Selain di tempat ini tidak ada lagi ayat yang menyinggung tentang puasa ramadhan baik secara langsung maupun tidak langsung.
Menariknya lagi ketika kita mencermati rangkaian ayat-ayat itu akan kita ketahui bahwa penggalan akhir ayat pertama [2:183] berbunyi la’allakum tattaqún (agar kamu bertaqwa) dan rangkaian ayat-ayat puasa yangvterakhir [2:187] ditutup dengan la’allahum yattaqūn (agar mereka bertaqwa). Di mana bertaqwa yang pertama berhubungan dengan kewajiban menjalankan puasa, sedangkan bertaqwa pada ayat kedua berkaitan dengan beberapa batasan dalam hal puasa yang tidak boleh dilanggar (fa lā taqrabūhā).
Realitas teks ini semakin menguatkan pernyataan bahwa puasa itu kalau dilakukan dengan benar akan memberi pengaruh yang kuat bagi kualitas dan peningkatan level manusia menjadi muttaqīn.
Taqwa ketika merujuk kepada target puasa dan pengaruhnya yang berkelanjutan, maka akan
sangat naif kalau taqwa hanya sekedar diartikan secara terminologis, sekedar menjalankan perintah dan menjauhi larangan saja.
Seharusnya takwa yang dihasilkan melalui ibadah puasa yang benar akan membangun malakah yaitu karakter yang tumbuh melekat di dalam jiwa memberi kekuatan ruhiyah guna menciptakan harmoni gerak semua anggota badan untuk saling bersinergi menjaga ritme langkah hidupnya di atas kebenaran agama.
Dalam sebuah hadits kekuatan ruhiyah yang dikembangkan melalui puasa ini dianalogkan fungsinya seperti wijā’ yang secara literal berarti tameng atau perisai. Wijā’ yang disabdakan oleh nabi berfungsi sebagai pengendali hawa nafsu bagi pemuda yang belum mampu nikah sebenarnya dalam tradisi arab dipahami sebagai bentuk tindakan medis memutus urat yang menimbulkan hasrat seksual.

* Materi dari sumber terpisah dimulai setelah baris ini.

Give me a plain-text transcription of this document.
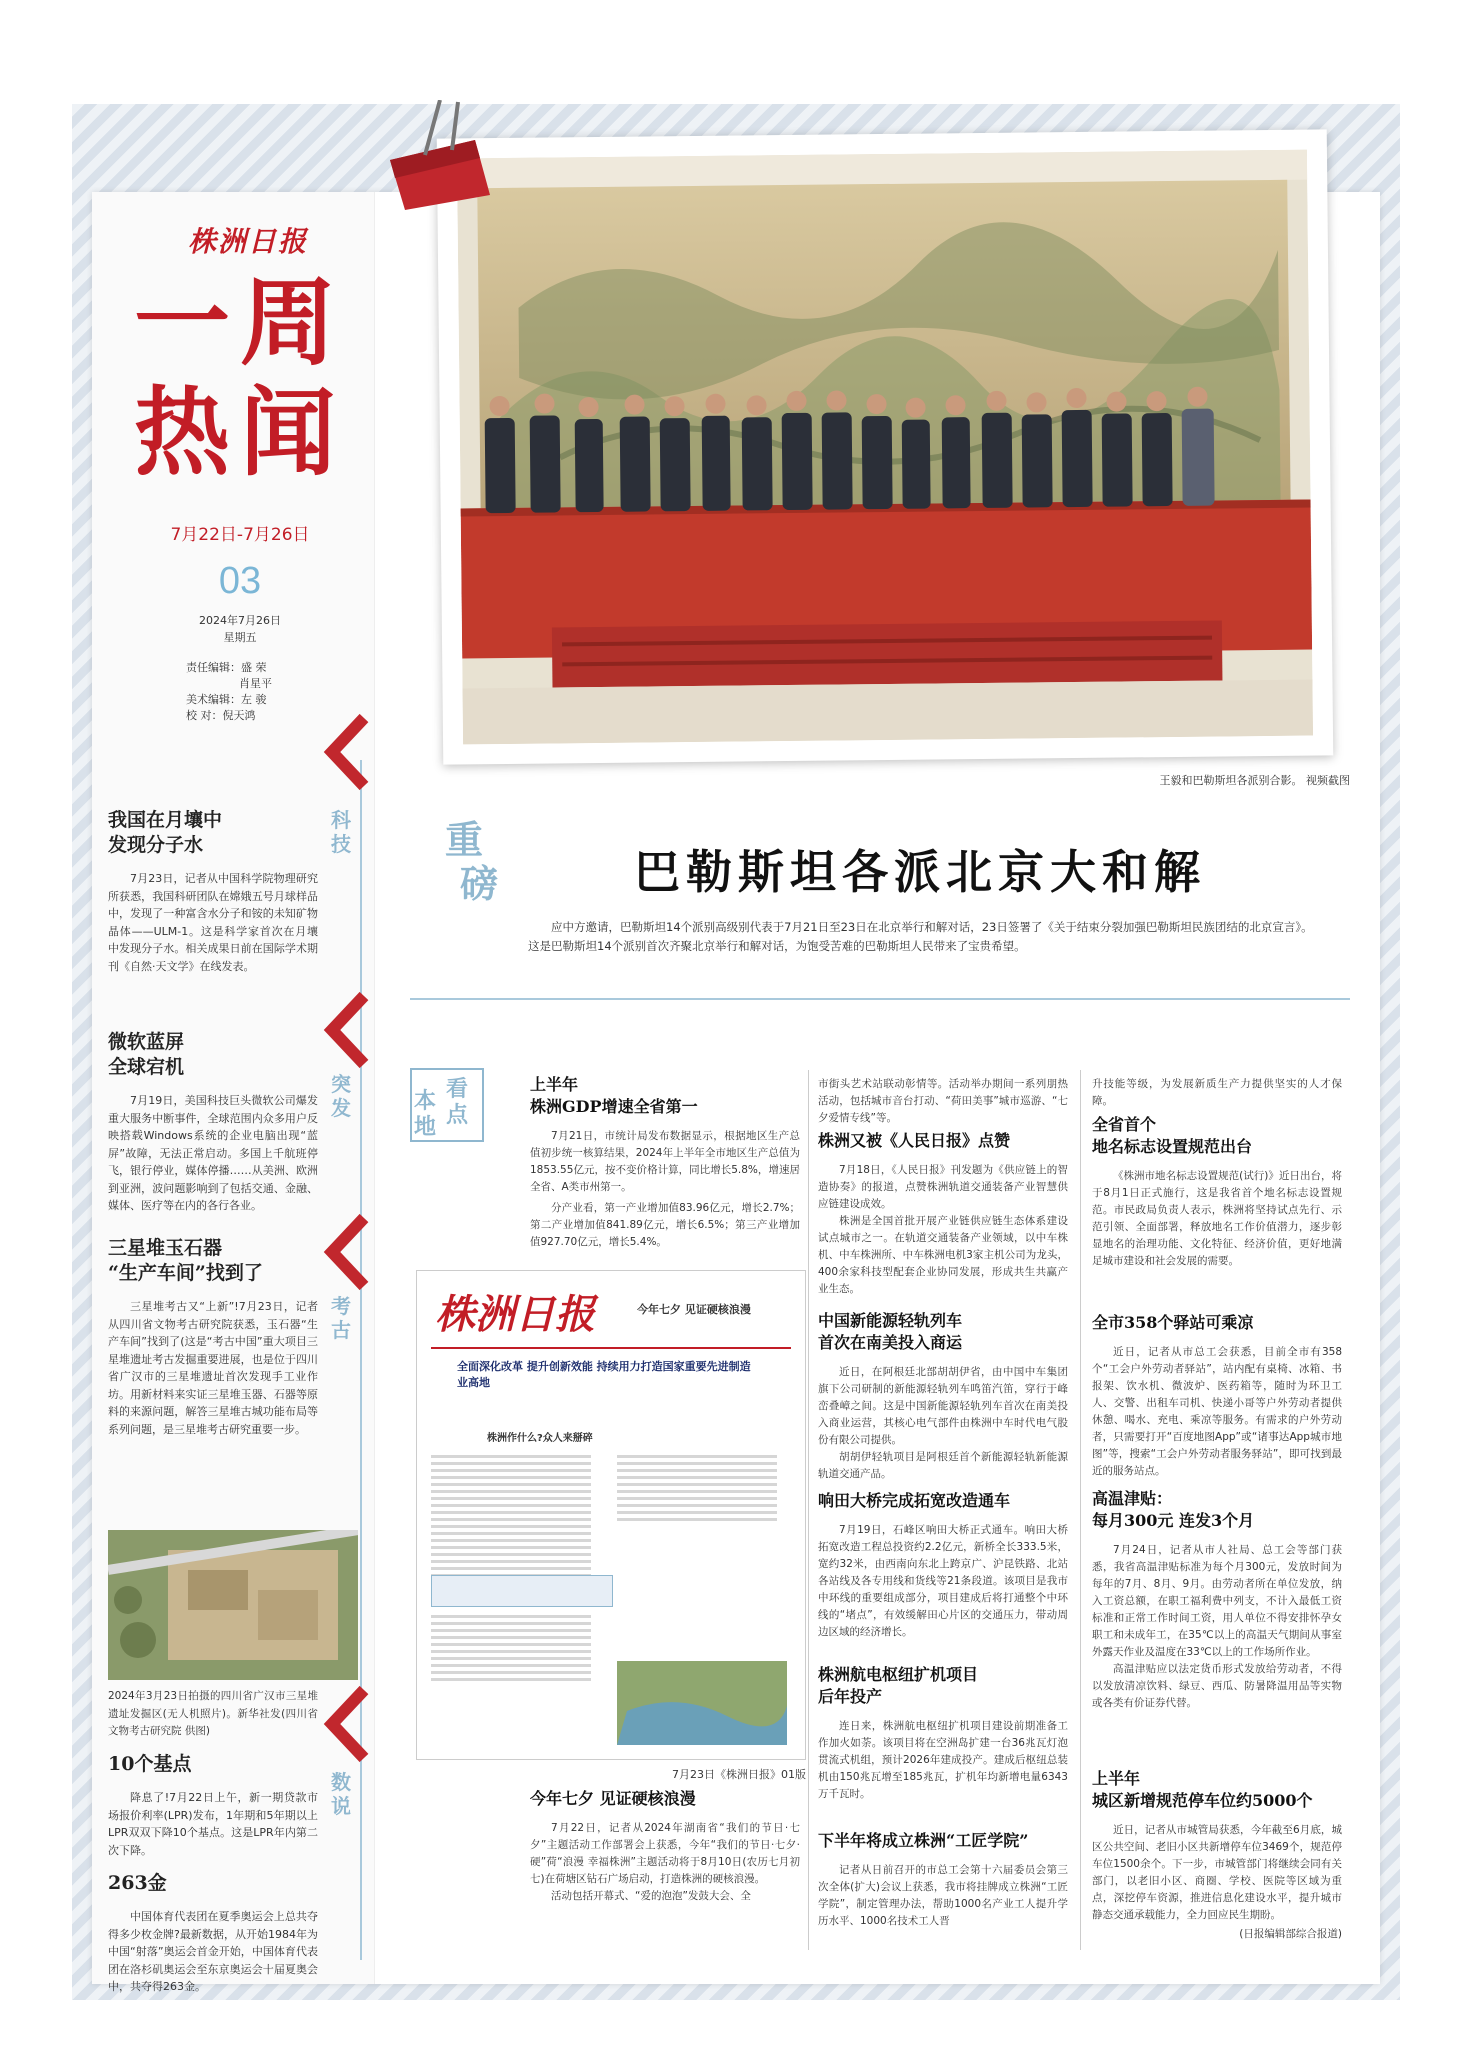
株洲日报
一周
热闻
7月22日-7月26日
03
2024年7月26日
星期五
责任编辑：盛 荣
肖星平
美术编辑：左 骏
校 对：倪天鸿
王毅和巴勒斯坦各派别合影。 视频截图
重
磅	巴勒斯坦各派北京大和解
应中方邀请，巴勒斯坦14个派别高级别代表于7月21日至23日在北京举行和解对话，23日签署了《关于结束分裂加强巴勒斯坦民族团结的北京宣言》。这是巴勒斯坦14个派别首次齐聚北京举行和解对话，为饱受苦难的巴勒斯坦人民带来了宝贵希望。
科
技
我国在月壤中
发现分子水
7月23日，记者从中国科学院物理研究所获悉，我国科研团队在嫦娥五号月球样品中，发现了一种富含水分子和铵的未知矿物晶体——ULM-1。这是科学家首次在月壤中发现分子水。相关成果日前在国际学术期刊《自然·天文学》在线发表。
突
发
微软蓝屏
全球宕机
7月19日，美国科技巨头微软公司爆发重大服务中断事件，全球范围内众多用户反映搭载Windows系统的企业电脑出现“蓝屏”故障，无法正常启动。多国上千航班停飞，银行停业，媒体停播……从美洲、欧洲到亚洲，波问题影响到了包括交通、金融、媒体、医疗等在内的各行各业。
考
古
三星堆玉石器
“生产车间”找到了
三星堆考古又“上新”!7月23日，记者从四川省文物考古研究院获悉，玉石器“生产车间”找到了(这是“考古中国”重大项目三星堆遗址考古发掘重要进展，也是位于四川省广汉市的三星堆遗址首次发现手工业作坊。用新材料来实证三星堆玉器、石器等原料的来源问题，解答三星堆古城功能布局等系列问题，是三星堆考古研究重要一步。
2024年3月23日拍摄的四川省广汉市三星堆遗址发掘区(无人机照片)。新华社发(四川省文物考古研究院 供图)
数
说
10个基点
降息了!7月22日上午，新一期贷款市场报价利率(LPR)发布，1年期和5年期以上LPR双双下降10个基点。这是LPR年内第二次下降。
263金
中国体育代表团在夏季奥运会上总共夺得多少枚金牌?最新数据，从开始1984年为中国“射落”奥运会首金开始，中国体育代表团在洛杉矶奥运会至东京奥运会十届夏奥会中，共夺得263金。
本 看
地 点
上半年
株洲GDP增速全省第一
7月21日，市统计局发布数据显示，根据地区生产总值初步统一核算结果，2024年上半年全市地区生产总值为1853.55亿元，按不变价格计算，同比增长5.8%，增速居全省、A类市州第一。
分产业看，第一产业增加值83.96亿元，增长2.7%；第二产业增加值841.89亿元，增长6.5%；第三产业增加值927.70亿元，增长5.4%。
株洲日报	今年七夕 见证硬核浪漫
全面深化改革 提升创新效能 持续用力打造国家重要先进制造业高地
株洲作什么?众人来掰碎
7月23日《株洲日报》01版
今年七夕 见证硬核浪漫
7月22日，记者从2024年湖南省“我们的节日·七夕”主题活动工作部署会上获悉，今年“我们的节日·七夕·硬”荷“浪漫 幸福株洲”主题活动将于8月10日(农历七月初七)在荷塘区钻石广场启动，打造株洲的硬核浪漫。
活动包括开幕式、“爱的泡泡”发鼓大会、全
市街头艺术站联动彰情等。活动举办期间一系列朋热活动，包括城市音台打动、“荷田美事”城市巡游、“七夕爱情专线”等。
株洲又被《人民日报》点赞
7月18日，《人民日报》刊发题为《供应链上的智造协奏》的报道，点赞株洲轨道交通装备产业智慧供应链建设成效。
株洲是全国首批开展产业链供应链生态体系建设试点城市之一。在轨道交通装备产业领域，以中车株机、中车株洲所、中车株洲电机3家主机公司为龙头，400余家科技型配套企业协同发展，形成共生共赢产业生态。
中国新能源轻轨列车
首次在南美投入商运
近日，在阿根廷北部胡胡伊省，由中国中车集团旗下公司研制的新能源轻轨列车鸣笛汽笛，穿行于峰峦叠嶂之间。这是中国新能源轻轨列车首次在南美投入商业运营，其核心电气部件由株洲中车时代电气股份有限公司提供。
胡胡伊轻轨项目是阿根廷首个新能源轻轨新能源轨道交通产品。
响田大桥完成拓宽改造通车
7月19日，石峰区响田大桥正式通车。响田大桥拓宽改造工程总投资约2.2亿元，新桥全长333.5米，宽约32米，由西南向东北上跨京广、沪昆铁路、北站各站线及各专用线和货线等21条段道。该项目是我市中环线的重要组成部分，项目建成后将打通整个中环线的“堵点”，有效缓解田心片区的交通压力，带动周边区域的经济增长。
株洲航电枢纽扩机项目
后年投产
连日来，株洲航电枢纽扩机项目建设前期准备工作加火如荼。该项目将在空洲岛扩建一台36兆瓦灯泡贯流式机组，预计2026年建成投产。建成后枢纽总装机由150兆瓦增至185兆瓦，扩机年均新增电量6343万千瓦时。
下半年将成立株洲“工匠学院”
记者从日前召开的市总工会第十六届委员会第三次全体(扩大)会议上获悉，我市将挂牌成立株洲“工匠学院”，制定管理办法，帮助1000名产业工人提升学历水平、1000名技术工人晋
升技能等级，为发展新质生产力提供坚实的人才保障。
全省首个
地名标志设置规范出台
《株洲市地名标志设置规范(试行)》近日出台，将于8月1日正式施行，这是我省首个地名标志设置规范。市民政局负责人表示，株洲将坚持试点先行、示范引领、全面部署，释放地名工作价值潜力，逐步彰显地名的治理功能、文化特征、经济价值，更好地满足城市建设和社会发展的需要。
全市358个驿站可乘凉
近日，记者从市总工会获悉，目前全市有358个“工会户外劳动者驿站”，站内配有桌椅、冰箱、书报架、饮水机、微波炉、医药箱等，随时为环卫工人、交警、出租车司机、快递小哥等户外劳动者提供休憩、喝水、充电、乘凉等服务。有需求的户外劳动者，只需要打开“百度地图App”或“诸事达App城市地图”等，搜索“工会户外劳动者服务驿站”，即可找到最近的服务站点。
高温津贴：
每月300元 连发3个月
7月24日，记者从市人社局、总工会等部门获悉，我省高温津贴标准为每个月300元，发放时间为每年的7月、8月、9月。由劳动者所在单位发放，纳入工资总额，在职工福利费中列支，不计入最低工资标准和正常工作时间工资，用人单位不得安排怀孕女职工和未成年工，在35℃以上的高温天气期间从事室外露天作业及温度在33℃以上的工作场所作业。
高温津贴应以法定货币形式发放给劳动者，不得以发放清凉饮料、绿豆、西瓜、防暑降温用品等实物或各类有价证券代替。
上半年
城区新增规范停车位约5000个
近日，记者从市城管局获悉，今年截至6月底，城区公共空间、老旧小区共新增停车位3469个，规范停车位1500余个。下一步，市城管部门将继续会同有关部门，以老旧小区、商圈、学校、医院等区域为重点，深挖停车资源，推进信息化建设水平，提升城市静态交通承载能力，全力回应民生期盼。
(日报编辑部综合报道)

Dengan demikian filosofi puasa yang dengan analogi ini berfungsi memberi kekuatan ruhaniah untuk meredam gejolak syahwat agar tidak mudah merespon segala bentuk stimulus negatif dari luar. Dengan demikian yang dituntut adalah kecerdasan dan kelihaian pemakai tameng dalam menghalau dan membaca serangan musuh.
Puasanya harus tulus dan benar agar mampu menajamkan kecerdasan spiritual dan emosional dalam rangka memaksimalkan fungsi perisai ruhaniah itu.
Dalam kesempatan lain nabi menyebutkan fungsi puasa sebagai junnah [al-shiyāmu junnah] yang artinya benteng. Benteng itu berfungsi sebagai basis pertahanan yang kokoh sekaligus tempat yang paling aman mengatur strategi melawan dan menyerang balik dengan mengoordinasikan semua potensi dan kekuatan internal.
Dengan mengacu kepada dua analogi tersebut serta memahami makna filosofi wijā dan junnah maka fungsi puasa itu benar-benar membangun kekuatan karakter yang permanen bukan hanya bertahan satu bulan. Tetapi masing-masing dari dua terma itu memiliki objek yang berbeda yang wijā’ lebih fokus kepada fungsi pengendalian shahwat sedangkan junnah lebih dikaitkan dengan fungsi mencegah syubuhāt yang ditimbulkan oleh hati yang kalau tidak diredam akan mengembangkan sikap suka pamrih dan melahirkan kehebohan sosial dalam setiap ibadahnya.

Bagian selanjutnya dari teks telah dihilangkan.